With age, skeletal muscle stem cells (MuSCs) activate out of quiescence more slowly and with increased death, leading to defective muscle repair. To explore the molecular underpinnings of these defects, we combined multiomics, single-cell measurements, and functional testing of MuSCs from young and old mice. The multiomics approach allowed us to assess which changes are causal, which are compensatory, and which are simply correlative. We identified glutathione (GSH) metabolism as perturbed in old MuSCs, with both causal and compensatory components. Contrary to young MuSCs, old MuSCs exhibit a population dichotomy composed of GSHhigh cells (comparable with young MuSCs) and GSHlow cells with impaired functionality. Mechanistically, we show that antagonism between NRF2 and NF-κB maintains this bimodality. Experimental manipulation of GSH levels altered the functional dichotomy of aged MuSCs. These findings identify a novel mechanism of stem cell aging and highlight glutathione metabolism as an accessible target for reversing MuSC aging.

Clinical CDK4/6 inhibitors induce selective and immediate dissociation of p21 from cyclin D-CDK4 to inhibit CDK2.

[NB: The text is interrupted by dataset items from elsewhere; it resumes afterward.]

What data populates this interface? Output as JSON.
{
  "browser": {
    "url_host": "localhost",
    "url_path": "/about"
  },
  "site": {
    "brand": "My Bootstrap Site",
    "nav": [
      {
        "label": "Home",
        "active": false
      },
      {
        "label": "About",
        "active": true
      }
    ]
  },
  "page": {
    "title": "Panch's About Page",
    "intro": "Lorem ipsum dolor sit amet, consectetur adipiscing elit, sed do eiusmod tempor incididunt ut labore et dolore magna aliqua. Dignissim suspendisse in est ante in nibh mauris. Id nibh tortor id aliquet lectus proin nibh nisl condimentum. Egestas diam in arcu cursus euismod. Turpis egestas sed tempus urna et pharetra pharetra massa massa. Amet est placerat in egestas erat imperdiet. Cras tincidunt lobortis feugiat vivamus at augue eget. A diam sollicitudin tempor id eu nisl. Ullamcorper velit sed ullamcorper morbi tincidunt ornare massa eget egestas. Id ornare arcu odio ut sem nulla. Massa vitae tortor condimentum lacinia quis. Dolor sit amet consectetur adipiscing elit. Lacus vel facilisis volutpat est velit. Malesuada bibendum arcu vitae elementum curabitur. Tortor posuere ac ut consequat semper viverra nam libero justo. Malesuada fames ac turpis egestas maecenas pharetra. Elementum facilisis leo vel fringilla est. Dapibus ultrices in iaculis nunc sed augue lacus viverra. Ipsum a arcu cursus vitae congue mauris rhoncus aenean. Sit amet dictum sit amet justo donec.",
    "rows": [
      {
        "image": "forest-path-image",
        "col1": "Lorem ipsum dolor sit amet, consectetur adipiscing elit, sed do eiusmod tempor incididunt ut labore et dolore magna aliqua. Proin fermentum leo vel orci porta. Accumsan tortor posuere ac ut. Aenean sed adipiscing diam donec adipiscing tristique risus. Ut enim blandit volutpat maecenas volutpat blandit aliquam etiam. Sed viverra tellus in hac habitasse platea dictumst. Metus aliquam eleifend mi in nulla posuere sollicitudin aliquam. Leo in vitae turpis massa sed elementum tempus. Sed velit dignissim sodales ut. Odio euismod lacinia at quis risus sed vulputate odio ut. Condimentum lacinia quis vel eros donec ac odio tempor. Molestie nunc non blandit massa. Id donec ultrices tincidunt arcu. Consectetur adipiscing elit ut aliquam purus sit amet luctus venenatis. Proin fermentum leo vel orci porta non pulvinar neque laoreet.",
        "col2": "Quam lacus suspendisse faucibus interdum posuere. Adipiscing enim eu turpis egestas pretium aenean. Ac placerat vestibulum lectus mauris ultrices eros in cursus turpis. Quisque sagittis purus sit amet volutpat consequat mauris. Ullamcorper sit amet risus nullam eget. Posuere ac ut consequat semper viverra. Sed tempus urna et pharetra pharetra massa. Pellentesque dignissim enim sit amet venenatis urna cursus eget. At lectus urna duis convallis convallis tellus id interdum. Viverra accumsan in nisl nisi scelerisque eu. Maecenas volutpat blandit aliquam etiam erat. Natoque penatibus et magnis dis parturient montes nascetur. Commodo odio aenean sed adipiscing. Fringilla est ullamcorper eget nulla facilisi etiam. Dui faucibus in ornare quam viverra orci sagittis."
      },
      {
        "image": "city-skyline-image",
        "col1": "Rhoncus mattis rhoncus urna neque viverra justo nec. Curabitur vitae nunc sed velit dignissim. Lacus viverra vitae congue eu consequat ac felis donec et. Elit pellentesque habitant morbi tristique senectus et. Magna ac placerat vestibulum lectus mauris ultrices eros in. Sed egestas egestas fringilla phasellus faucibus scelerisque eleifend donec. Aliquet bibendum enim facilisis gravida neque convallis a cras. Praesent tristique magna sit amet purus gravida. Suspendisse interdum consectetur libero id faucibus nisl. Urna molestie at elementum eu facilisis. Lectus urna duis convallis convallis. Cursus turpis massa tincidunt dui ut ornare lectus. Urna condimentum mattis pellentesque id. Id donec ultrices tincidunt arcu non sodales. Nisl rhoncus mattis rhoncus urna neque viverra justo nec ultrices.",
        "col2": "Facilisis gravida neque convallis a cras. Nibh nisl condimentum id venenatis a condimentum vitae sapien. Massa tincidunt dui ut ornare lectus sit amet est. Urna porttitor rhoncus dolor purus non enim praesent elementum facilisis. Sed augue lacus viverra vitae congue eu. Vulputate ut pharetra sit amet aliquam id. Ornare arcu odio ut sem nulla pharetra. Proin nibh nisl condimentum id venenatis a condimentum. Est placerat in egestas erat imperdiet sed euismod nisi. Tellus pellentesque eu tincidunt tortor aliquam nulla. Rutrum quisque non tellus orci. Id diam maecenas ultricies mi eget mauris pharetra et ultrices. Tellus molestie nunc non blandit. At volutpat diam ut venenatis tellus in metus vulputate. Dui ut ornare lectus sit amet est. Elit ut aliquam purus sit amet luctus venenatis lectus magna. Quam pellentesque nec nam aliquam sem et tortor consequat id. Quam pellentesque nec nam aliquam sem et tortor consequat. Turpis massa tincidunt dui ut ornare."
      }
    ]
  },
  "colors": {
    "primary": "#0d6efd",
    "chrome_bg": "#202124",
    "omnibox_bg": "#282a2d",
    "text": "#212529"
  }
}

Since their discovery as drivers of proliferation, cyclin-dependent kinases (CDKs) have been considered therapeutic targets. Small molecule inhibitors of CDK4/6 are used and tested in clinical trials to treat multiple cancer types. Despite their clinical importance, little is known about how CDK4/6 inhibitors affect the stability of CDK4/6 complexes, which bind cyclins and inhibitory proteins such as p21. We develop an assay to monitor CDK complex stability inside the nucleus. Unexpectedly, treatment with CDK4/6 inhibitors-palbociclib, ribociclib, or abemaciclib-immediately dissociates p21 selectively from CDK4 but not CDK6 complexes. This effect mediates indirect inhibition of CDK2 activity by p21 but not p27 redistribution. Our work shows that CDK4/6 inhibitors have two roles: non-catalytic inhibition of CDK2 via p21 displacement from CDK4 complexes, and catalytic inhibition of CDK4/6 independent of p21. By broadening the non-catalytic displacement to p27 and CDK6 containing complexes, next-generation CDK4/6 inhibitors may have improved efficacy and overcome resistance mechanisms.